Wood Carving Knives
When the embers have all died down and all the elders have finished their wild tales, there are really only three types of knives you need to have to get started. It’s time to start your quest to find a rough out knife, a detail knife, and a general cutting knife.
Before we begin let’s talk about brands. I’m going to recommend some brands and specific knives and it is important to read the reasoning behind them rather than get wrapped up in the actual brand name. Instead, refer to the features of what make up a good knife and apply that reasoning while you are shopping around. Every carver you talk to will have an opinion about which brand is best but it is similar to listening to truck owners. Ford, Dodge, GMC… whatever. Listen to the opinion of other carvers and then through use and experience you’ll come up with your own.
In reality, you will go through several different carving knives until you finally find that “one”. You know that scene in the Harry Potter movie when Harry gets his wand…. There is a magical glow and the wand reacts to Harry. It’s kind of like that. I do have my favorite tools that I’ve gathered over the years and I can feel a sense of…well… let’s say “energy” in them.
A few beginner rules to live by:
– DO NOT USE EXACTO HOBBY BLADE TOOLS! They are too likely to snap on you. You’ll be using a lot of force and these types of tools are way too dangerous for any level of wood carver. They’re great for other things; just don’t use them to carve!

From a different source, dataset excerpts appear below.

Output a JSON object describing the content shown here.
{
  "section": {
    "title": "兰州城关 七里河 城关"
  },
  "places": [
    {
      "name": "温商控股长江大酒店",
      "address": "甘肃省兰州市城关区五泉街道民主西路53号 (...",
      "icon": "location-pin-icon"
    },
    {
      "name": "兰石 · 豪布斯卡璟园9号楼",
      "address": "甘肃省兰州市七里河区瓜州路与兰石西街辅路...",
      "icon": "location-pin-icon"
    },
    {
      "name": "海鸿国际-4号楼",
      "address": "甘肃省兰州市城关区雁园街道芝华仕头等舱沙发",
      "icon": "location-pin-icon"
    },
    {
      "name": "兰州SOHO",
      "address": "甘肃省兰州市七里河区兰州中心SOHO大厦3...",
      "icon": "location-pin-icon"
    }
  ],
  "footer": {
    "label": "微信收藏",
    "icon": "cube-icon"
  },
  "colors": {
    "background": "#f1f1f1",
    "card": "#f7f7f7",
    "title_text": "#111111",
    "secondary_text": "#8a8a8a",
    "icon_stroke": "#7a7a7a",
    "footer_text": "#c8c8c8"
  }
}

– Always buy knives that come pre-sharpened.
Here we go!
Roughout knife: Your work horse. I guess wood carvers aren’t that original. The name of these knives spell out what you use them for. Guess what you use a roughout knife for? You got it! You rough out your block of wood to get the major shapes and proportions of your project. Thicker and generally longer than a detail knife, you will use this to take large aggressive cuts that require a lot of force. To hog out a lot of wood you need a tool that can sink in fast for a stop cut and can handle the abuse of cutting a lot of wood fibers at once. You do not want a narrow tip on a rough out knife. The slightest twist while removing a large chuck of wood will snap off that tip quicker than snot.
Examples of Roughout Knives:
Flexcut Roughout Knife http://amzn.to/2pZ3Sqo
Helvie Roughout Knife http://amzn.to/2pxRLzk
Detail Knife: Smaller in width and length, this knife come to a sharper point then a roughout knife. It is used to put in finer features and can curl far better. This gives you the ability to tackle curves and make more complex forms. You don’t want to use heavy prying forces with this knife. It is far more delicate and the tip can break fast if you’re not watching it. I personally keep two detail knives on hand. I call one my eye knife and keep it razor sharp for extreme detail work such as eyes and wrinkles. You’ll want to make sure you have a detail knife when it comes to cleaning your work. By cleaning I mean to say going over your entire carving at the end getting out all the jagged edges, rough surfaces, and pencil marks.